Imagine singing this to a 12-bar blues riff: “My baby done gone away…, etc.”

We caravaned to Fayetteville yesterday and moved Evan into the dorm at the University of Arkansas.  It felt really weird.

We took the seats out of the old minivan and filled it will all his miscellaneous stuff.  Mel and I drove this while Evan drove his car behind us.  It was gloomy all day long and rain sprinkled on us off and on but at least it wasn’t hot.  The move-in had been carefully orchestrated by the university and was better organized and ran more smoothly than any event I have ever been to.  There were signs pointing us to a place to park (separate routes for those coming from the south and from the north), there were actually lots of student volunteers to unload the car, load the stuff onto rolling carts, and haul it up to his room.

It was amazing.

We were in the parking space for maybe five minutes when the van was magically emptied and I was told to move the car to a more permanent place which was provided further out.  I found my way up to his room and discovered him unpacking his stuff.  His roommate was already there but hadn’t been there long.  Since both our families had met at an earlier event, this was not the meeting of total strangers and not nearly as stressful as things were back in the day.  Mel sat down on the little loveseat thing that we put together out of patio furniture purchased on sale and watched.  Mel is famous for being an organizer and all Evan’s stuff was in boxes organized by type but this other kid’s mother put all that to shame.  She had put all the roommate’s stuff in rubbermaid totes that were labelled with their contents.  It was pretty nerdy actually.  She had even sent along a small dustbuster-class vacuum which I’m sure will never be used.

The Great Unpacking took only a couple of hours during which was got everything stowed away.  We then offered to take Evan to lunch and to a store to pick up one last thing.  We had brought a piece of coax to hook up the TV with but it turns out the outlet is far from his desk and so we needed a longer one.
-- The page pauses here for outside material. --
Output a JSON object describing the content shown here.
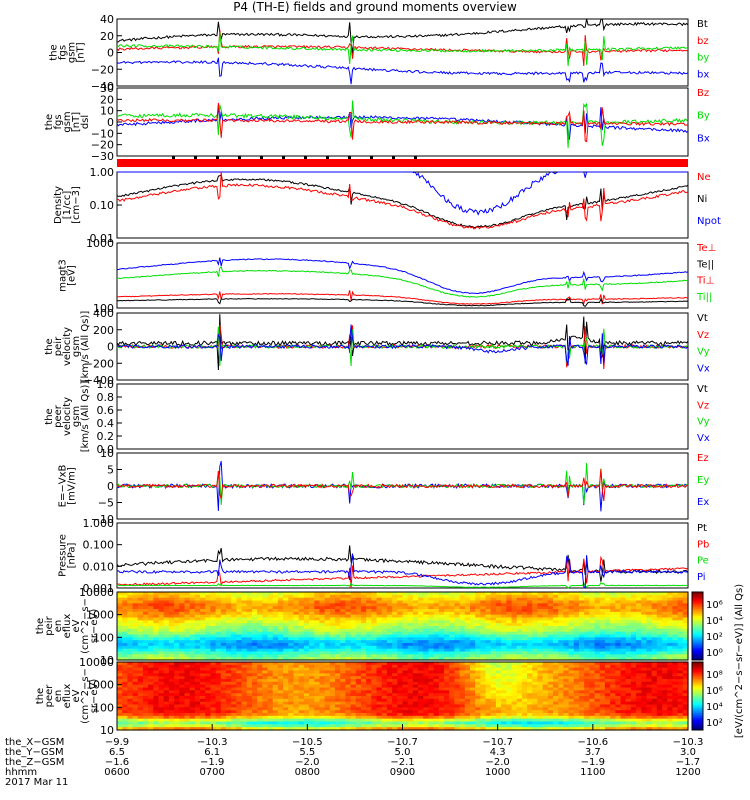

Other than that, there was nothing more to do.  We considered various alternatives but since there was already two events Evan needed to go to (one of which included a barbecue), we dropped him off and watched as he walked in the door.  That was the last we saw or heard from him. 

I’ve been feeling melancholy ever since.

I realize he’s not totally gone and I realize that this is all in the natural order of things but it’s still a big milestone and my job as a parent has just changed drastically.  I used to dream of this day back when he was busy waking me up in the middle of the night but that seems pretty insignificant now.  I found myself wondering what to do with myself and then it hit me that “Hey! I’ve got another kid still!”  We drove home in silence for the most part – both of us thinking about all this. We got home just after Erin got home from school and immediately started dealing with her life which had experienced a mild upheaval during the day.

He said he’d be home for Labor Day although I’m not sure why.  I never came home for labor day because there wasn’t anything to do at home but the situation has changed since 1978.  Fayetteville was (and is) crawling with things to do.

That isn’t the only change. I don’t recall anybody’s parents ever visiting the dorm when I was going to school there.  Nobody I know ever had any parents visit them except perhaps to help them move out in the spring and usually not even that.  But nowadays, the place is crawling with parents.  There are organized events for us although during one of these, we were warned against being “helicopter” parents.  I guess this segment of society has changed a lot.  Even with this; however, we were encouraged to purchase tickets for parent weekend.

So the boy has moved out.  I guess he wants to come back on Labor Day to see for himself that we haven’t converted his bedroom into a craft room or home office.  We’ll leave it the way it is for awhile although we may clean it out some.  All this will quickly get shoved aside in my mind since Erin gets her driver’s permit in a couple of weeks and we’ll have to start letting her start driving the car.